Travelling in times of Covid-19
 

Before our trip I read about @BRACQUENE's experience of getting to Zimbabwe and contacted him (thanks again!) in case we could improve our preparation. We left home with so many documents, for our outbound flight and even already for our inbound flight. Multiple copies of our negative PCR test, proof of vaccination, passenger health declarations, quarantine declaration for getting home, and so on. We were really well prepared and there was nothing that somebody could ask us that we didn’t have with us.

 

Flying to/from Jo’burg
The flight was excellent. But that could have to do with our upgrade from Economy Comfort to Business Class. One of the few benefits of this covid crisis is that upgrading to Business Class during checkin was really affordable. On the way in we upgraded for about € 400 and on the way back for € 300. At the same time it’s a sad thing ofcourse, as there were hardly any people on board the plane. I estimate 40 passengers to Jo’burg and 55 to Amsterdam, in total, with a capacity of approx 500-600 passengers. Leaving us with about 10 other passengers in Business Class and therefore plenty of space and service and attention of the crew.

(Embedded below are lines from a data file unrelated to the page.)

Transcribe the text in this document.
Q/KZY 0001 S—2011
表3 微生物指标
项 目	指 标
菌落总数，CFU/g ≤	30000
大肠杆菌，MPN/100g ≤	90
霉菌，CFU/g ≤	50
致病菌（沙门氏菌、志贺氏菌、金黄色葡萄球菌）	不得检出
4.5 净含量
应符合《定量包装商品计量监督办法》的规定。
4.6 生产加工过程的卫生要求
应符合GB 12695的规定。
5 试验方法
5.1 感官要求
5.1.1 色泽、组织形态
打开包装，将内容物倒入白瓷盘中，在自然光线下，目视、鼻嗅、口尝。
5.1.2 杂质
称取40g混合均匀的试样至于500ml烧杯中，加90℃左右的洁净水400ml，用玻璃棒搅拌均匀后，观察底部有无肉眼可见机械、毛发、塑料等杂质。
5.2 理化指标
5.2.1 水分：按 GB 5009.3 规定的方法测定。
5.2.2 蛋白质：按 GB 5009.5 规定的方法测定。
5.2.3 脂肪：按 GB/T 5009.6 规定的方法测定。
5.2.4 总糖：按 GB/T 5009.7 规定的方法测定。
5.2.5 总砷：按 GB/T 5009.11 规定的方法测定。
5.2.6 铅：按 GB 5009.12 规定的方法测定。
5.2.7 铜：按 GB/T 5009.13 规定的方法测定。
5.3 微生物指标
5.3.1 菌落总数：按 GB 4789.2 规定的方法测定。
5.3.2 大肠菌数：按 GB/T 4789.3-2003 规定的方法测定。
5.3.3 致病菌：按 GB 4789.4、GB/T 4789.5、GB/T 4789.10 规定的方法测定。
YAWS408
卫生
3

The whole flight we had to wear face masks, which didn’t bother me too much. However, I did make sure to take the time to enjoy drinks and meals, as that was the only excuse to take of your mask.

 

And by the way, I made sure to take some appropriate reading with me: a book called ‘Wie (niet) reist is gek’ which translates as ‘He who does (not) travel is crazy’. Published a few years ago, but a well fitting title for travelling in times like this.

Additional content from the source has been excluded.